Now that it’s over, now that Paulie Malignaggi is gone from Conor McGregor’s crash course in championship-level boxing, the brash Irishman will probably wave him off with a scowl or a glare or a middle finger.
Good riddance to the bum, you can imagine him saying in his brogue, as if it wasn’t a significant setback to his preparation for his Aug. 26 bout with Floyd Mayweather. It is. Sparring partners may come a dime a dozen, or perhaps even cheaper when you carry around a net worth of eight figures and counting, but few pack the ring smarts and the institutional knowledge of Malignaggi, a former WBA champion who was forced to get by on his wits rather than through overwhelming athletic gifts. That’s the kind of partner who can offer fractional observations that can make the difference between slipping a straight right hand and catching it square in the chin. Useful stuff when you’re preparing to fight the best boxer of the last two decades.

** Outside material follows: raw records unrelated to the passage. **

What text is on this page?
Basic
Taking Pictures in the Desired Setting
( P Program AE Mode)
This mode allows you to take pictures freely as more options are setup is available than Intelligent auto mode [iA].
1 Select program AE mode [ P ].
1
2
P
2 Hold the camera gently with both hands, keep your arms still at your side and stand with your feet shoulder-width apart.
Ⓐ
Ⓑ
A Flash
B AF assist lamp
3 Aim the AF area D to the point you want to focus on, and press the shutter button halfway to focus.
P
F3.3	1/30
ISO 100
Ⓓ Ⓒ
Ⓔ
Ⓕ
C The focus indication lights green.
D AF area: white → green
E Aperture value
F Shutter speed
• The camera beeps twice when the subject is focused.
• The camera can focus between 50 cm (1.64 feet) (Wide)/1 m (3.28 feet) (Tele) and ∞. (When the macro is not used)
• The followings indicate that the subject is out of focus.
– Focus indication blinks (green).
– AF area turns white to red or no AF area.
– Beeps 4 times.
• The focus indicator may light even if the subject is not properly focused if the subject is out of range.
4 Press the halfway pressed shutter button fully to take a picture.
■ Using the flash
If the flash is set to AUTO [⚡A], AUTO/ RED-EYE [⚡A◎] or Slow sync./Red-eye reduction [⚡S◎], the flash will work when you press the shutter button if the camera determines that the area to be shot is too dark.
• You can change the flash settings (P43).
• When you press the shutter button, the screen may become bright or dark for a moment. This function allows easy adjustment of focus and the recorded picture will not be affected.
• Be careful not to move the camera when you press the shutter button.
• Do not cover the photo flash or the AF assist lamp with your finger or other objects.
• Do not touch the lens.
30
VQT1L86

After deciding that he will train for the match with his normal MMA braintrust — head coach John Kavanagh, striking coach Owen Roddy and longtime sparring partner Artem Lobov — McGregor had done a smart thing by bringing in the boxing-centric mind of Malignaggi, only to have it undone and irreparably fractured after just two sparring sessions, not by McGregor’s own mouth but by the unrelenting hype machine that surrounds him.
Social media is a beast that must always be fed, and when McGregor’s photographer released pictures that made it appear as though McGregor had knocked down Malignaggi in training, Malignaggi immediately screamed dirty pool.

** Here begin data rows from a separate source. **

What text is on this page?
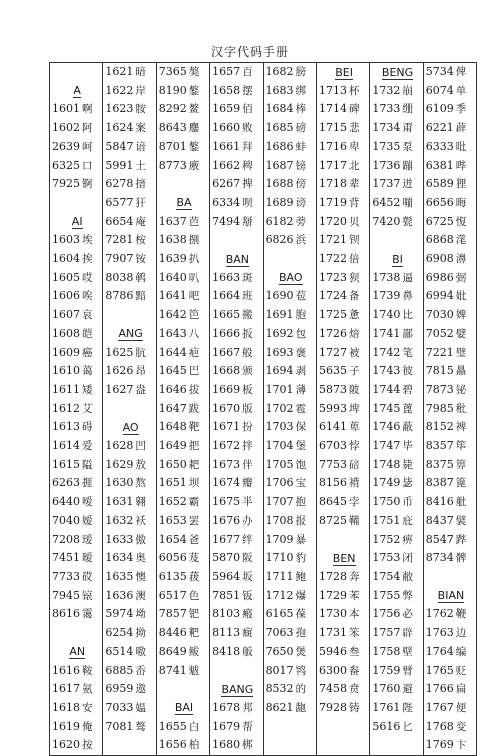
汉字代码手册
	1621 暗	7365 獒	1657 百	1682 膀	BEI	BENG	5734 俾
A	1622 岸	8190 鏊	1658 摆	1683 绑	1713 杯	1732 崩	6074 单
1601 啊	1623 胺	8292 鳌	1659 佰	1684 棒	1714 碑	1733 绷	6109 季
1602 阿	1624 案	8643 鏖	1660 败	1685 磅	1715 悲	1734 甭	6221 薜
2639 呵	5847 谙	8701 鏊	1661 拜	1686 蚌	1716 卑	1735 泵	6333 吡
6325 口	5991 土	8773 廒	1662 稗	1687 镑	1717 北	1736 蹦	6381 哔
7925 锕	6278 揞		6267 捭	1688 傍	1718 辈	1737 迸	6589 狸
	6577 犴	BA	6334 呗	1689 谤	1719 背	6452 嘣	6656 晦
AI	6654 庵	1637 芭	7494 掰	6182 蒡	1720 贝	7420 甏	6725 愎
1603 埃	7281 桉	1638 捌		6826 浜	1721 钡		6868 滗
1604 挨	7907 铵	1639 扒	BAN		1722 倍	BI	6908 濞
1605 哎	8038 鹌	1640 叭	1663 斑	BAO	1723 狈	1738 逼	6986 弼
1606 唉	8786 黯	1641 吧	1664 班	1690 苞	1724 备	1739 鼻	6994 妣
1607 哀		1642 笆	1665 搬	1691 胞	1725 惫	1740 比	7030 婢
1608 皑	ANG	1643 八	1666 扳	1692 包	1726 焙	1741 鄙	7052 嬖
1609 癌	1625 肮	1644 疤	1667 般	1693 褒	1727 被	1742 笔	7221 璧
1610 蔼	1626 昂	1645 巴	1668 颁	1694 剥	5635 子	1743 彼	7815 贔
1611 矮	1627 盎	1646 拔	1669 板	1701 薄	5873 陂	1744 碧	7873 铋
1612 艾		1647 跋	1670 版	1702 雹	5993 埤	1745 蓖	7985 秕
1613 碍	AO	1648 靶	1671 扮	1703 保	6141 萆	1746 蔽	8152 裨
1614 爱	1628 凹	1649 把	1672 拌	1704 堡	6703 悖	1747 毕	8357 筚
1615 隘	1629 敖	1650 耙	1673 伴	1705 饱	7753 碚	1748 毙	8375 箅
6263 捱	1630 熬	1651 坝	1674 瓣	1706 宝	8156 褙	1749 毖	8387 篦
6440 嗳	1631 翱	1652 霸	1675 半	1707 抱	8645 孛	1750 币	8416 舭
7040 嫒	1632 袄	1653 罢	1676 办	1708 报	8725 鞴	1751 庇	8437 襞
7208 瑷	1633 傲	1654 爸	1677 绊	1709 暴		1752 痹	8547 跸
7451 暧	1634 奥	6056 芨	5870 阪	1710 豹	BEN	1753 闭	8734 髀
7733 砹	1635 懊	6135 菝	5964 坂	1711 鲍	1728 奔	1754 敝	
7945 锿	1636 澳	6517 色	7851 钣	1712 爆	1729 苯	1755 弊	BIAN
8616 霭	5974 坳	7857 钯	8103 瘢	6165 葆	1730 本	1756 必	1762 鞭
	6254 拗	8446 粑	8113 癍	7063 孢	1731 笨	1757 辟	1763 边
AN	6514 嗷	8649 鲅	8418 舨	7650 煲	5946 叁	1758 壁	1764 编
1616 鞍	6885 岙	8741 魃		8017 鸨	6300 畚	1759 臂	1765 贬
1617 氨	6959 遨		BANG	8532 的	7458 贲	1760 避	1766 扁
1618 安	7033 媪	BAI	1678 邦	8621 龅	7928 铸	1761 陛	1767 便
1619 俺	7081 骜	1655 白	1679 帮			5616 匕	1768 变
1620 按		1656 柏	1680 梆				1769 卞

While training camps are hardly zones of moral high ground, there is a universal, unwritten rule that what happens in the gym stays in the gym. But McGregor has a fight to sell, so any chance to hype the fight is an opportunity too good to pass up, and his team saw gold when they saw a photo that showed a floored Malignaggi at the feet of McGregor.
For the record, we don’t know exactly what the picture in question signifies. In a Twitter post, Malignaggi called it a “pushdown,” while McGregor’s camp mostly let the photo slide into the public consciousness to let imaginations run wild.
Either way, it’s hard to see a scenario in which its release helps him in any meaningful way. While it’s true that the attention on the fight has cooled a bit (as have ticket sales; there are plenty of seats left on Ticketmaster), this seems like a counterproductive way to reignite interest when a late media push is already a virtual guarantee.
As much faith as he has on his own team – and for good reason given his success – this is a different sport with tons of wrinkles, many of which he could stand to learn from someone of Malignaggi’s stature and smarts.
In a way, no one should be surprised at this eventuality. The relationship between the two was always a match away from detonation. It began before they ever joined training camp together, before Malignaggi subordinated his ego for McGregor’s benefit to work as a sparring partner.
In most situations, such a job is effectively thankless. Partners come and go, offering rounds and repetition for a fighter working to improve his endurance and build toward a fight night peak.
But maybe Malignaggi should have seen this one coming. It was back in December when he challenged McGregor to a boxing match, saying, “I’m going to knock the beard off of you,” to which McGregor Jeremy Stevens’d him with the oldie but goody “Who the f–k is that guy?” response.
That’s fun stuff in the moment, but it shouldn’t be forgotten that McGregor plays the long game. Is it possible he put the grudge aside temporarily only to light it up at a time of his desired choosing? Sure it’s possible. It’s maybe even likely. Because to McGregor, if you’re not part of his team, you’re in the way. He’s made that abundantly clear over the years, and it seems that Malignaggi got caught up in crossfire. He was (briefly) part of the team, but only to suit specific needs. Beyond that, he was expendable.
At least externally, Team McGregor seems unbothered by the departure. Camp will go on, and other boxers will be brought in, and Malignaggi will become a footnote in a fight where the most important words are the ones that start with the money symbol.
That’s too bad. Malignaggi may never have been the X-factor between winning and losing, but then again, there’s a reason he has such a prized boxing mind. All you have to do is listen to a few rounds of his nuanced analysis work to realize he probably brought more to the table than any other partner McGregor will work with.
Oh, well. In the short term, McGregor still has his match and his payday, and that’s a pretty good haul for a boxing debut. But if he loses, one day in the future, he may look back and wonder whether it was worth it. The money doesn’t last forever, and neither does the glory. But winning and losing? No one can take that away from you, and in provoking Malignaggi to walk away, Team McGregor might have sealed his fate for good.